Baseline: медианная температура в нормальном режиме
Учитывает нагрузку: температура нормальна при высокой нагрузке
"""
self.baseline[equipment_id] = {
'overall_median': np.median(temperature_history),
'load_corrected': self._fit_load_temperature_curve(temperature_history)
}
def check_temperature(self, equipment_id, current_temp, current_load):
baseline = self.baseline[equipment_id]
expected_temp = baseline['load_corrected'].predict([[current_load]])[0]
deviation = current_temp - expected_temp
if deviation > 20:
return 'CRITICAL', f'Temperature {deviation:.1f}°C above expected'
elif deviation > 10:
return 'WARNING', f'Temperature {deviation:.1f}°C above expected'
elif deviation > 5:
return 'CAUTION', f'Slight temperature elevation: {deviation:.1f}°C'
else:
return 'NORMAL', None
Temperature trend analysis:
def analyze_temperature_trend(temperature_series, window_days=7):
"""
Постепенный рост температуры = деградация подшипника или нарушение смазки
"""
recent = temperature_series.last(f'{window_days}D')

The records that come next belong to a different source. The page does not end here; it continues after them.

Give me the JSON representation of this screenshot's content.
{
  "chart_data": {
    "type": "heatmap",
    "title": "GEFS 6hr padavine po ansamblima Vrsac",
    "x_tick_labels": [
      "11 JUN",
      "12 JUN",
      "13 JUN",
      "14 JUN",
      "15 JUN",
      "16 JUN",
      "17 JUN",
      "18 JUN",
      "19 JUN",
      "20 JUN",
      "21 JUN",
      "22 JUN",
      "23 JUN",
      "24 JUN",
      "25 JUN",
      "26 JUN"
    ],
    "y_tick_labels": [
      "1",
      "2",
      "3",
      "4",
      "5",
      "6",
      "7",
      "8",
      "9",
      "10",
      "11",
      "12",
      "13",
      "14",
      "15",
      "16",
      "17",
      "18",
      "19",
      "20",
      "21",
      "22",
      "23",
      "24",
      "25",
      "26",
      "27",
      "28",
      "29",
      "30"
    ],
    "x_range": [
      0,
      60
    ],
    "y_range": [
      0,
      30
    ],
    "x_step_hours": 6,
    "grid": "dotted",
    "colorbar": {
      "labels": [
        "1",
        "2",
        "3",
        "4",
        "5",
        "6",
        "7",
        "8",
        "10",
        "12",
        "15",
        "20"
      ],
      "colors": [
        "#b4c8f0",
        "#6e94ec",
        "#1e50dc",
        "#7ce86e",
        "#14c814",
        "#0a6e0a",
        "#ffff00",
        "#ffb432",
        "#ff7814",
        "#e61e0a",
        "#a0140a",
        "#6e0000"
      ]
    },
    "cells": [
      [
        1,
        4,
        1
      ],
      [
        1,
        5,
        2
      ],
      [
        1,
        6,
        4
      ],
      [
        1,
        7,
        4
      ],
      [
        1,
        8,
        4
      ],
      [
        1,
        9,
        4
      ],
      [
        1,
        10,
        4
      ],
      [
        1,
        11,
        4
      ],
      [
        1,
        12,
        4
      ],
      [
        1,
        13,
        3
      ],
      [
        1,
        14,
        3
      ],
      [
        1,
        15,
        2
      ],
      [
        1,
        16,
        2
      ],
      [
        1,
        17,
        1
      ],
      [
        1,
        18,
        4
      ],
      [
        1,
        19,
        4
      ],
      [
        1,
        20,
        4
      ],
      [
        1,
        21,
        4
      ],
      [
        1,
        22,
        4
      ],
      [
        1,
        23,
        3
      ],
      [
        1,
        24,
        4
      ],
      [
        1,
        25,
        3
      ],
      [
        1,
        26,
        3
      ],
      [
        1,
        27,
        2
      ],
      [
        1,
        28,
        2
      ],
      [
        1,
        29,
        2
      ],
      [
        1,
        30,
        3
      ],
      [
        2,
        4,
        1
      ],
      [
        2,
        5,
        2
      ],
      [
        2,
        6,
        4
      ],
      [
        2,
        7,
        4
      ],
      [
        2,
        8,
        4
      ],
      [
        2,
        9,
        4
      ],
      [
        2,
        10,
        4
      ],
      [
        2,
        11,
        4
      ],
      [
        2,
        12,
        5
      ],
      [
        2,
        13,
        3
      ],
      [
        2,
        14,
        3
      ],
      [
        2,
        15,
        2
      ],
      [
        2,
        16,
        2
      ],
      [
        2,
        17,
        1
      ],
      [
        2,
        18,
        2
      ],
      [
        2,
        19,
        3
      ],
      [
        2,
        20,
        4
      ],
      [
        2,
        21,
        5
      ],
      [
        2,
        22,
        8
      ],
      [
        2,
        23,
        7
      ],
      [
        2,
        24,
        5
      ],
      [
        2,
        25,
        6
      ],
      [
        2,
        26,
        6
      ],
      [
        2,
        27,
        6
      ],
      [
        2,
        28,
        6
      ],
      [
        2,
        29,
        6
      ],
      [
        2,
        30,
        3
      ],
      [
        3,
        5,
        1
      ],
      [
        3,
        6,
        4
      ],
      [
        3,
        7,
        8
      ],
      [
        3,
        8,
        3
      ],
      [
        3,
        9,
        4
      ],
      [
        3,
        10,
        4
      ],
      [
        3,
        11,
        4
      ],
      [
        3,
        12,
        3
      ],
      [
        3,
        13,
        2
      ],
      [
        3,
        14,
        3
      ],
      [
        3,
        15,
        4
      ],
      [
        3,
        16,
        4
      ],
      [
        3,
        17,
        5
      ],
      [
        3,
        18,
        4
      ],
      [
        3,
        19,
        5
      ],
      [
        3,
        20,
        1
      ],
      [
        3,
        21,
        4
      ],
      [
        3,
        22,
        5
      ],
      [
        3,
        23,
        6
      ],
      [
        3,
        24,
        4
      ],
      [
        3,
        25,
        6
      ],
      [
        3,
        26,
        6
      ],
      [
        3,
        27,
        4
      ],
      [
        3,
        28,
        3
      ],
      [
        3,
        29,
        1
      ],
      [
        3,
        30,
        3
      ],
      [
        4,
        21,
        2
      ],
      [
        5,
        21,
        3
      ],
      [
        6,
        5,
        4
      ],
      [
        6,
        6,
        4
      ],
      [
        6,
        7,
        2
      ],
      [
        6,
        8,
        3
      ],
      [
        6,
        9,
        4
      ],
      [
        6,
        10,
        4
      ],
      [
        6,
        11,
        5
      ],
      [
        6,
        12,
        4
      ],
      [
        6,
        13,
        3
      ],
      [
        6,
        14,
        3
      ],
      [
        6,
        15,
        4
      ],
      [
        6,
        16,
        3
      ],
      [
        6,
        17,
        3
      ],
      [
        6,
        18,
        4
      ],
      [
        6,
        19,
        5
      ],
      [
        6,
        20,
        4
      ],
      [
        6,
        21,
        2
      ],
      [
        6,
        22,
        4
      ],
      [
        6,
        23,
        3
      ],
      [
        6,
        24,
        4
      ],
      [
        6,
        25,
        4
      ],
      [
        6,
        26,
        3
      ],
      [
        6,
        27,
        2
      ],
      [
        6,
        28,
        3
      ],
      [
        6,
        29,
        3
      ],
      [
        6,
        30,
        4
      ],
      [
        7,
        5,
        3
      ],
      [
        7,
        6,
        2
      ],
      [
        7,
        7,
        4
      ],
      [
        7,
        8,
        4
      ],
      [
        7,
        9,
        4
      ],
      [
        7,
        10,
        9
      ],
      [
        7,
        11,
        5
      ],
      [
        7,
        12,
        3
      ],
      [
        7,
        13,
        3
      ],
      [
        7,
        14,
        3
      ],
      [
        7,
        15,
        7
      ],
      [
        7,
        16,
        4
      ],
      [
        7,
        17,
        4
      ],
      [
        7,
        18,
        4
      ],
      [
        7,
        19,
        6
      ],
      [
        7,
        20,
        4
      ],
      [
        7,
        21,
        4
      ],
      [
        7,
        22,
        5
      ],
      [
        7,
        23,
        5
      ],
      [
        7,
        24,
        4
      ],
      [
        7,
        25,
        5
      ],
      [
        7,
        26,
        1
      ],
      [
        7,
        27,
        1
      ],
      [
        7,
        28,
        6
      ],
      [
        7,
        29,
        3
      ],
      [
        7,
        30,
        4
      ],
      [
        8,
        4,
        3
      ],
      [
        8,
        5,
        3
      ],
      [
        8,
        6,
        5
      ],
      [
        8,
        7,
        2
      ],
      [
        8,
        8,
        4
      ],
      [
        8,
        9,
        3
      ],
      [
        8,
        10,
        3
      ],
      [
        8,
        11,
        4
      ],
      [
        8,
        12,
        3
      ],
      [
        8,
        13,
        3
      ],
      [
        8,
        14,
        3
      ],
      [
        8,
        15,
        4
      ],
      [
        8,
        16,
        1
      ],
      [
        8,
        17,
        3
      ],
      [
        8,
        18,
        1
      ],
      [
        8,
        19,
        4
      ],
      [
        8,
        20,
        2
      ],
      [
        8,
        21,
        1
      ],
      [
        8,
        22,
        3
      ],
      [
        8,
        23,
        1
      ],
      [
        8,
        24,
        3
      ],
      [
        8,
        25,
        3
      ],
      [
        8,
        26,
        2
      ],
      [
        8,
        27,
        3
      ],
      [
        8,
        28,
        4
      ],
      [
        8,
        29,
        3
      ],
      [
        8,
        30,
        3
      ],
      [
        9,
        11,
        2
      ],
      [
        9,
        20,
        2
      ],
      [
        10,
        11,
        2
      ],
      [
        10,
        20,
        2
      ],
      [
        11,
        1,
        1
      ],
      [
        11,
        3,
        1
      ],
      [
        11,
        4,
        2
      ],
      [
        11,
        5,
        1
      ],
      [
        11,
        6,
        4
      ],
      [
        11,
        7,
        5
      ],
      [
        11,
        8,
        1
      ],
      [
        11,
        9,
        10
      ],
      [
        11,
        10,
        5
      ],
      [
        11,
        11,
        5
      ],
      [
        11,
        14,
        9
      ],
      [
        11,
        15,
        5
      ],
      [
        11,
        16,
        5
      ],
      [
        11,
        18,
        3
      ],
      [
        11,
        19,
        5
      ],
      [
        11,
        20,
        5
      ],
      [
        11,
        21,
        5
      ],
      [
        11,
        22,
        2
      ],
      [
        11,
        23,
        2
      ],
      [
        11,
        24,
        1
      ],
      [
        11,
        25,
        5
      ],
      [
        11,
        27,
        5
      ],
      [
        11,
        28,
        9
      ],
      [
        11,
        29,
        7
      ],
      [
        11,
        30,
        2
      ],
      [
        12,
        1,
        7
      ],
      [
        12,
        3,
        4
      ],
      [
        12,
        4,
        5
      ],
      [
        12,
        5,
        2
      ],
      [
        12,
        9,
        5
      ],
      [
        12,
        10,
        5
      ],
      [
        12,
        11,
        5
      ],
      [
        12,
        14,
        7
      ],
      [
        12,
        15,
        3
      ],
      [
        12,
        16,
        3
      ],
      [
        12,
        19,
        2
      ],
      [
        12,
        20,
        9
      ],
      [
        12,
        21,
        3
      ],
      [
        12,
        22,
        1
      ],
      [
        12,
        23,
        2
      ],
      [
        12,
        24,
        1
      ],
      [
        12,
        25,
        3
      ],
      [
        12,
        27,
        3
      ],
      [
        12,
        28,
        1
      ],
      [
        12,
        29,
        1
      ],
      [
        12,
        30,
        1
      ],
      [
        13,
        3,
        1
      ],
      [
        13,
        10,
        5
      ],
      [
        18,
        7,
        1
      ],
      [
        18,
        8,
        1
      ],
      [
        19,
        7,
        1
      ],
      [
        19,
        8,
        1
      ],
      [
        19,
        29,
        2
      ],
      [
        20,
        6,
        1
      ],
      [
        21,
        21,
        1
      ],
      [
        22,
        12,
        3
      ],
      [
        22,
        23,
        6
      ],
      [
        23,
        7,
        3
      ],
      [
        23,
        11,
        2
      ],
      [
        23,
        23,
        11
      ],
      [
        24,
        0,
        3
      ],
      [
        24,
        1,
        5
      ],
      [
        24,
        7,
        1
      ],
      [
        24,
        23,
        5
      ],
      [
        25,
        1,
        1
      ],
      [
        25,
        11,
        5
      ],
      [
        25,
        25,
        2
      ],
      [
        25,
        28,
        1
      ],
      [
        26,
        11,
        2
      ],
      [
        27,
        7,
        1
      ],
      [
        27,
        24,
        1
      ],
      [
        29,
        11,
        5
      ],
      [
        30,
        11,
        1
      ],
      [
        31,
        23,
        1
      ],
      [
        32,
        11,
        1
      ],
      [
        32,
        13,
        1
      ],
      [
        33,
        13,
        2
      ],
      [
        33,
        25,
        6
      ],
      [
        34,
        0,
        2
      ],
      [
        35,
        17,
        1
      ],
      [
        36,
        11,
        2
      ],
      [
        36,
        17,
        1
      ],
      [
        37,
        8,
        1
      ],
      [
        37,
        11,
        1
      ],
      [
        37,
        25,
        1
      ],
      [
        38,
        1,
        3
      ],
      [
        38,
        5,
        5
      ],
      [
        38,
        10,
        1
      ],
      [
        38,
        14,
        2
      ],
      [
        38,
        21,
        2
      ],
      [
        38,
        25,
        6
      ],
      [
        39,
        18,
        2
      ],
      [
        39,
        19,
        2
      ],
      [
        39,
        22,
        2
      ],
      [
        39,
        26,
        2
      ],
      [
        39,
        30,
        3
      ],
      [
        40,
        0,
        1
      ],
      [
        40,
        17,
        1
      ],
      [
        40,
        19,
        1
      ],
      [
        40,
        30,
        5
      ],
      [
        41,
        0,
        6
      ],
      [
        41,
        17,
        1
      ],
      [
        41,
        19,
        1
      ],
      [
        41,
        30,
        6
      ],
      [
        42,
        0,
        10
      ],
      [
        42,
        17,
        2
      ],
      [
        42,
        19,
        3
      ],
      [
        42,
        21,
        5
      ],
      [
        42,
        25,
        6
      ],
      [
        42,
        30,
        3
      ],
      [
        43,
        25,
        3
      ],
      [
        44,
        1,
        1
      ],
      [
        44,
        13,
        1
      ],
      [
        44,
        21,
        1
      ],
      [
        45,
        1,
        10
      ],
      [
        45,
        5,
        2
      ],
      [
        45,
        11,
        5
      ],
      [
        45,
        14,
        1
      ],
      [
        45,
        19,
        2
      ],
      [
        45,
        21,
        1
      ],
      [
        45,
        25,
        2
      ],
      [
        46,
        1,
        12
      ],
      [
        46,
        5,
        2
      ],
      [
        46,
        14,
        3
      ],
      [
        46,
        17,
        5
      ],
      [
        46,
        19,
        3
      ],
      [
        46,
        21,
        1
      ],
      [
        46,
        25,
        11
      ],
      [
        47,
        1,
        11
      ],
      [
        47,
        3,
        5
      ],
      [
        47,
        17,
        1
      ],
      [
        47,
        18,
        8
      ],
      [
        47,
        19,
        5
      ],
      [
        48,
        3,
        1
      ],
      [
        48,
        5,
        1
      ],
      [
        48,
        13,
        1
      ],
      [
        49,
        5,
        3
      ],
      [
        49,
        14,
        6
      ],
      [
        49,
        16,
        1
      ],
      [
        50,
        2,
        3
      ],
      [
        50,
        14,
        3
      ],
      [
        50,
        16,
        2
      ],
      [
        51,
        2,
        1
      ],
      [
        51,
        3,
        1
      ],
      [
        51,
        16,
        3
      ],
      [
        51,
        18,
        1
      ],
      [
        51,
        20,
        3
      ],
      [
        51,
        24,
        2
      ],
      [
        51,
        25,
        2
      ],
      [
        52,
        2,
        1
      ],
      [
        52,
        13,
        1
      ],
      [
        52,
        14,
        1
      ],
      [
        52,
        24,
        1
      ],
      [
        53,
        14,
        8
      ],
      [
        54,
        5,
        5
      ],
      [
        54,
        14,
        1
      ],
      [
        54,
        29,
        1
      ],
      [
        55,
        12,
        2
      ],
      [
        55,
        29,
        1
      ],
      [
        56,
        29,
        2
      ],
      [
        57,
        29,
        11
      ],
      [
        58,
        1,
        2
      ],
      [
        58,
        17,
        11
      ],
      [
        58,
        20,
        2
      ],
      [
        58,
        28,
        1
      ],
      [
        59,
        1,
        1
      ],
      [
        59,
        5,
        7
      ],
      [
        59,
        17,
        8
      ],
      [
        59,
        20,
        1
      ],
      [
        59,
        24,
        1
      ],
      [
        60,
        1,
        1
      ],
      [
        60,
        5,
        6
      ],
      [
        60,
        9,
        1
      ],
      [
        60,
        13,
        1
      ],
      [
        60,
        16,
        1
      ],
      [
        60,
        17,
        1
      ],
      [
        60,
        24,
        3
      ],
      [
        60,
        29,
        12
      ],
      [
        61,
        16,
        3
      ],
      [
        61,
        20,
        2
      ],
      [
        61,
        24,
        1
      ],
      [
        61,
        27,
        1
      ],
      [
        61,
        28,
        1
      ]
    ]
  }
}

trend = np.polyfit(range(len(recent)), recent.values, 1)[0]
rate_per_day = trend
if rate_per_day > 1.0: # > 1°C в день = красный флаг
return 'ACCELERATING', rate_per_day
elif rate_per_day > 0.3:
return 'GRADUAL_RISE', rate_per_day
else:
return 'STABLE', rate_per_day
Correlation of vibration and temperature
Multi-sensor fusion:
def correlate_vibration_temperature(vibration_features, temperature_features, time_lag_hours=2):
"""
Тепловые признаки могут запаздывать за вибрационными на 1-4 часа
(тепло распространяется медленнее вибрации)
"""
# Lag correlation
combined_score = 0
# Оба показателя выше нормы = усиленный сигнал
if vibration_features['kurtosis'] > 3 and temperature_features['deviation'] > 5:
combined_score = max(
vibration_features['anomaly_score'],
temperature_features['anomaly_score']
) * 1.3 # усиление при подтверждении двумя сенсорами
# Температура без вибрации = возможно смазки/охлаждение
elif temperature_features['deviation'] > 10 and vibration_features['kurtosis'] < 2:
return 'lubrication_or_cooling_issue'
return combined_score
Dashboard and alerting
Real-time Grafana dashboard:
- Live waveform: last 10 seconds of vibration signal
- FFT spectrum: updated every 5 minutes
- Trending: RMS and kurtosis in 30 days
- ISO zone: color indication A/B/C/D
- Temperature heatmap: all measurement points on the equipment diagram
Alert Matrix:
alert_matrix = {
('D', 'CRITICAL'): 'immediate_shutdown', # ISO зона D + критическая температура
('D', 'WARNING'): 'urgent_inspection',
('C', 'CRITICAL'): 'urgent_inspection',
('C', 'WARNING'): 'schedule_next_shift',
('B', 'CAUTION'): 'monitor_closely',
('A', 'NORMAL'): 'routine'
}
Deadlines: Sensors + OPC-UA/Modbus + basic vibration RMS + ISO classification + temperature alerts + Grafana — 3-4 weeks. Spectral diagnostics, envelope analysis, temperature trend analysis, multi-sensor fusion, mobile alerts — 2-3 months.